4. the current state in AZ and nationally- where are we at with reproductive rights and policy changes
Nationally, Pregnancy rates among teenagers and young women in the United States rose steadily from the early 1970s to the early 1990s, increasing by about 21% among all women younger than 20 and 17% among women aged 20–24 during those two decades. At the same time, the birthrate among these women remained relatively unchanged until the late 1980s, when it began to rise. From 1973, when abortion was legalized, to 1990, the abortion rate rose substantially. By 1990 or 1991, the pregnancy rate among teenagers and young women had begun a steady and consistent decline. A decrease in both birth and abortion rates among these women signaled that both intended and unintended pregnancy rates were declining among these age-groups. Recent research concluded that almost all of the decline in the pregnancy rate between 1995 and 2002 among 18–19-year-olds was attributable to increased contraceptive use. Among women aged 15–17, about one-quarter of the decline during the same period was attributable to reduced sexual activity and three-quarters to increased contraceptive use. But, for the first time since the early 1990s, overall rates of pregnancy and birth—and, to a lesser extent, rates of abortion—among teenagers and young women increased from 2005 to 2006. It is too soon to tell whether this reversal is simply a short-term fluctuation, a more lasting stabilization or the beginning of a longer-term increase.
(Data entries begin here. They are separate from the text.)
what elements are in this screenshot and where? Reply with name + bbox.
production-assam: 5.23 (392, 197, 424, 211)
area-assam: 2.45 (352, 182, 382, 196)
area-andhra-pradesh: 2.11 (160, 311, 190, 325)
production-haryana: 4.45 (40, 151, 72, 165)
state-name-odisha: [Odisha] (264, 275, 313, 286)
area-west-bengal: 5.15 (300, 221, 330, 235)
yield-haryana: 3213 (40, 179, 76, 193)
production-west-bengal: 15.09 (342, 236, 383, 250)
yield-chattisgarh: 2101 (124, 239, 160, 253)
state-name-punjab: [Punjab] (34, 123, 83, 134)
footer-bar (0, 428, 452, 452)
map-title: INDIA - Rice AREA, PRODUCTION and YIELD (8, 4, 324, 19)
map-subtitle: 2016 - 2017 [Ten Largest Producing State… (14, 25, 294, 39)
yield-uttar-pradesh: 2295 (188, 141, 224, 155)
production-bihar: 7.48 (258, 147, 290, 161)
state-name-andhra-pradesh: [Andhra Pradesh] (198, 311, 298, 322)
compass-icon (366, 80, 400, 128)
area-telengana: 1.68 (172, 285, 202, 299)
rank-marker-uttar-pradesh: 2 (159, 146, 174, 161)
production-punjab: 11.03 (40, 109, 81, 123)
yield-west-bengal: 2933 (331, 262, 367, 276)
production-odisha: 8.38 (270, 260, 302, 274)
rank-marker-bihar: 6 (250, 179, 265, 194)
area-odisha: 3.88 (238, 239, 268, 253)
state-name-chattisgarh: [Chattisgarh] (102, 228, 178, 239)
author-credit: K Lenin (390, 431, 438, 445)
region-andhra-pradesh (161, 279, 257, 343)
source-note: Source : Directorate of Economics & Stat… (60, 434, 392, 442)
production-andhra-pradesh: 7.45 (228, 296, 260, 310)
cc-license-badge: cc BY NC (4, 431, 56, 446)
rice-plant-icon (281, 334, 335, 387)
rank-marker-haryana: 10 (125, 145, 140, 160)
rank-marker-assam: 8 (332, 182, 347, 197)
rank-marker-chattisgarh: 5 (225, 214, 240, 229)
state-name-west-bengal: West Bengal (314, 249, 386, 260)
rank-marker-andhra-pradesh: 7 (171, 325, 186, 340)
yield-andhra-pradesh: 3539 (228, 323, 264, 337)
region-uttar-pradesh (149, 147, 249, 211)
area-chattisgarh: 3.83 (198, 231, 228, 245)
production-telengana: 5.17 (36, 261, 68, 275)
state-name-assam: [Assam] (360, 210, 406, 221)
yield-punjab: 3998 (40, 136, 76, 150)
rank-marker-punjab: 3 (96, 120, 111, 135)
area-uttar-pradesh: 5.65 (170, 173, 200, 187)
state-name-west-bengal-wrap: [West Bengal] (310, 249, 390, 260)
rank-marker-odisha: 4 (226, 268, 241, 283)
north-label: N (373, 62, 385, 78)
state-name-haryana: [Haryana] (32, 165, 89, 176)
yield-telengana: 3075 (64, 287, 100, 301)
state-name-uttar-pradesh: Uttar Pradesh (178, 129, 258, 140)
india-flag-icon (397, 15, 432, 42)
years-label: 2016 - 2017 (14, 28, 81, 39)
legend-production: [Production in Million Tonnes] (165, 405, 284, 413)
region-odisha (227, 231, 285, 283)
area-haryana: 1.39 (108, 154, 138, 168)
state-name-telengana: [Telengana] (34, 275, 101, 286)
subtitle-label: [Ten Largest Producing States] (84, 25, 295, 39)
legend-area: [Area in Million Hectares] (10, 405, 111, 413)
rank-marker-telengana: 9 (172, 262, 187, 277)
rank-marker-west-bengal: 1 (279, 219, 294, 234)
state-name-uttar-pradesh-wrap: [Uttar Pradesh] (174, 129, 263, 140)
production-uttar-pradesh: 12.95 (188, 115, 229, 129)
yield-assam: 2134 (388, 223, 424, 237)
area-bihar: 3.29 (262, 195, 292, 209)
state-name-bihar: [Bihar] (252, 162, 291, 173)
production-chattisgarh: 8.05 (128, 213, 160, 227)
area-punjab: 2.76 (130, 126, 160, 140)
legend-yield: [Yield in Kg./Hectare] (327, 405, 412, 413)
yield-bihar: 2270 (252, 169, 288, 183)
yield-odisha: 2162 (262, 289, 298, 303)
Preliminary data on births for 2007 show a further increase in the birthrate among all women, including teenagers and those aged 20–24. Other research has noted and seeks to provide additional explanations for the longer-term trends and changes, including shifts in the racial and ethnic composition of the population, increases in poverty, the growth of abstinence-only sex education programs at the expense of comprehensive programs, and changes in public perception and attitudes toward both teenage and unintended pregnancy. In addition to the increases in teenage pregnancy, birth and abortion rates, the data presented here indicate that there are still large and long-standing disparities in rates by race and by state.